Thanks for your message, which, as is my normal practice, I am copying to my blog CED minus your personal identifying information, and with a more informative heading.
----- Original Message -----
To: Stephen E. Jones
Sent: Tuesday, September 12, 2006 8:05 AM
Subject: thinking clearly
>Perhaps "survival of the fittest" is a tautolgy because it is so obvious.
"While the British economist Herbert Spencer is often credited with introducing the phrase `survival of the fittest' ... he actually did not use the phrase until after reading Darwin's Origin of Species, and introduced it in his Principles of Biology of 1864, vol. 1, p. 444, writing `This survival of the fittest, which I have here sought to express in mechanical terms, is that which Mr. Darwin has called 'natural selection', or the preservation of favoured races in the struggle for life.'"
Then Darwin in later editions of his Origin of Species adopted "the expression often used by Mr. Herbert Spencer, of the Survival of the Fittest" as "more accurate" than "Natural Selection":
"I have called this principle, by which each slight variation, if useful, is preserved, by the term Natural Selection, in order to mark its relation to man's power of selection.
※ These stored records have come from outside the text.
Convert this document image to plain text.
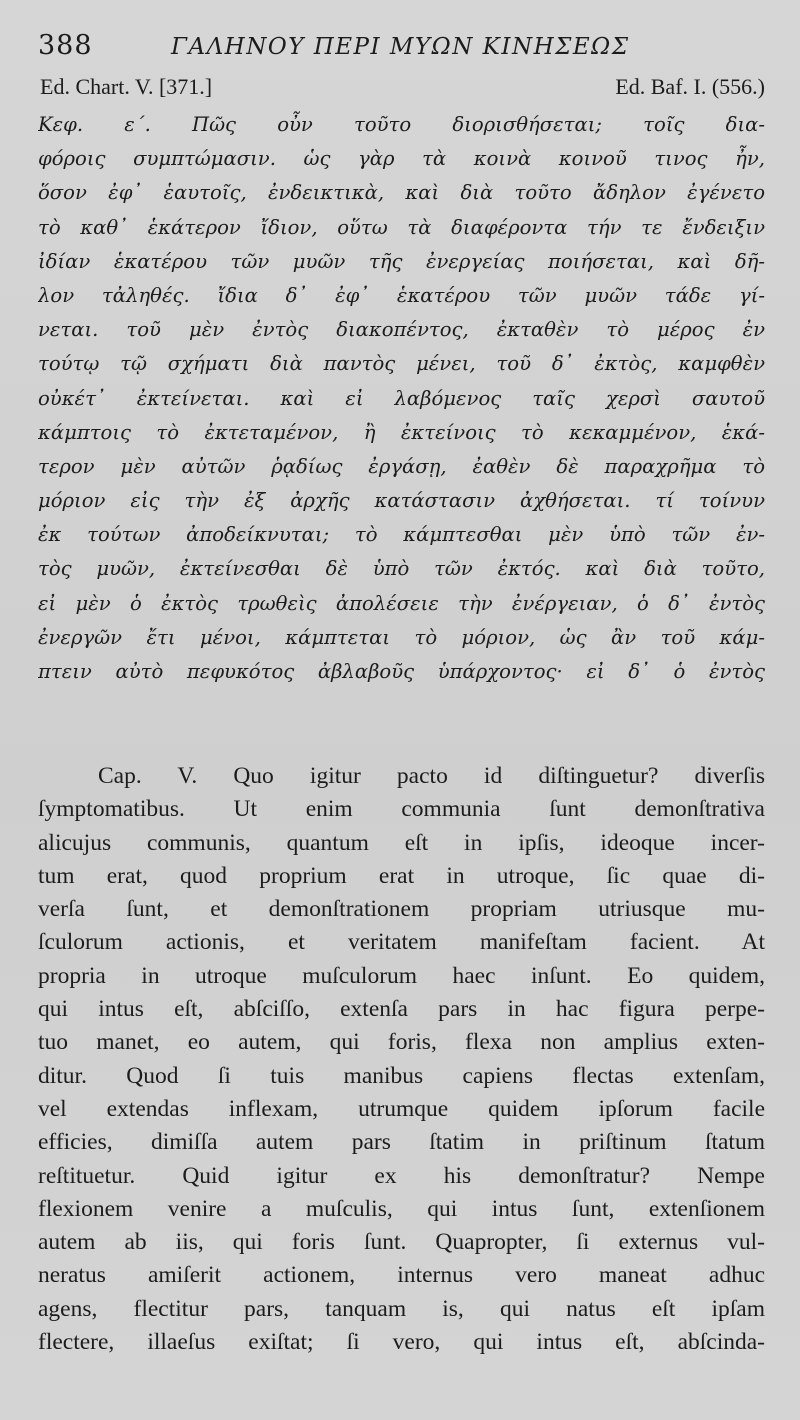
388	ΓΑΛΗΝΟΥ ΠΕΡΙ ΜΥΩΝ ΚΙΝΗΣΕΩΣ
Ed. Chart. V. [371.]	Ed. Baf. I. (556.)
Κεφ. ε΄. Πῶς οὖν τοῦτο διορισθήσεται; τοῖς δια-
φόροις συμπτώμασιν. ὡς γὰρ τὰ κοινὰ κοινοῦ τινος ἦν,
ὅσον ἐφ᾽ ἑαυτοῖς, ἐνδεικτικὰ, καὶ διὰ τοῦτο ἄδηλον ἐγένετο
τὸ καθ᾽ ἑκάτερον ἴδιον, οὕτω τὰ διαφέροντα τήν τε ἔνδειξιν
ἰδίαν ἑκατέρου τῶν μυῶν τῆς ἐνεργείας ποιήσεται, καὶ δῆ-
λον τἀληθές. ἴδια δ᾽ ἐφ᾽ ἑκατέρου τῶν μυῶν τάδε γί-
νεται. τοῦ μὲν ἐντὸς διακοπέντος, ἐκταθὲν τὸ μέρος ἐν
τούτῳ τῷ σχήματι διὰ παντὸς μένει, τοῦ δ᾽ ἐκτὸς, καμφθὲν
οὐκέτ᾽ ἐκτείνεται. καὶ εἰ λαβόμενος ταῖς χερσὶ σαυτοῦ
κάμπτοις τὸ ἐκτεταμένον, ἢ ἐκτείνοις τὸ κεκαμμένον, ἑκά-
τερον μὲν αὐτῶν ῥᾳδίως ἐργάσῃ, ἐαθὲν δὲ παραχρῆμα τὸ
μόριον εἰς τὴν ἐξ ἀρχῆς κατάστασιν ἀχθήσεται. τί τοίνυν
ἐκ τούτων ἀποδείκνυται; τὸ κάμπτεσθαι μὲν ὑπὸ τῶν ἐν-
τὸς μυῶν, ἐκτείνεσθαι δὲ ὑπὸ τῶν ἐκτός. καὶ διὰ τοῦτο,
εἰ μὲν ὁ ἐκτὸς τρωθεὶς ἀπολέσειε τὴν ἐνέργειαν, ὁ δ᾽ ἐντὸς
ἐνεργῶν ἔτι μένοι, κάμπτεται τὸ μόριον, ὡς ἂν τοῦ κάμ-
πτειν αὐτὸ πεφυκότος ἀβλαβοῦς ὑπάρχοντος· εἰ δ᾽ ὁ ἐντὸς
Cap. V. Quo igitur pacto id diſtinguetur? diverſis
ſymptomatibus. Ut enim communia ſunt demonſtrativa
alicujus communis, quantum eſt in ipſis, ideoque incer-
tum erat, quod proprium erat in utroque, ſic quae di-
verſa ſunt, et demonſtrationem propriam utriusque mu-
ſculorum actionis, et veritatem manifeſtam facient. At
propria in utroque muſculorum haec inſunt. Eo quidem,
qui intus eſt, abſciſſo, extenſa pars in hac figura perpe-
tuo manet, eo autem, qui foris, flexa non amplius exten-
ditur. Quod ſi tuis manibus capiens flectas extenſam,
vel extendas inflexam, utrumque quidem ipſorum facile
efficies, dimiſſa autem pars ſtatim in priſtinum ſtatum
reſtituetur. Quid igitur ex his demonſtratur? Nempe
flexionem venire a muſculis, qui intus ſunt, extenſionem
autem ab iis, qui foris ſunt. Quapropter, ſi externus vul-
neratus amiſerit actionem, internus vero maneat adhuc
agens, flectitur pars, tanquam is, qui natus eſt ipſam
flectere, illaeſus exiſtat; ſi vero, qui intus eſt, abſcinda-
But the expression often used by Mr. Herbert Spencer, of the Survival of the Fittest, is more accurate, and is sometimes equally convenient. We have seen that man by selection can certainly produce great results, and can adapt organic beings to his own uses, through the accumulation of slight but useful variations, given to him by the hand of Nature. But Natural Selection, as we shall hereafter see, is a power incessantly ready for action, and is as immeasurably superior to man's feeble efforts, as the works of Nature are to those of Art." (Darwin, C.R., "The Origin of Species By Means of Natural Selection," Sixth Edition, 1872, Senate: London, 1994, p.49)
As for "tautology" also according to Wikipedia, it "has at least three distinct meanings," and in fact it gives four: 1) "a statement true by virtue of its logical form"; 2) "use of redundant language that adds no information"; 3) "needless repetition of an idea, statement, or word" and 4) "Truism, an assertion that is so obvious as to add nothing to a discussion."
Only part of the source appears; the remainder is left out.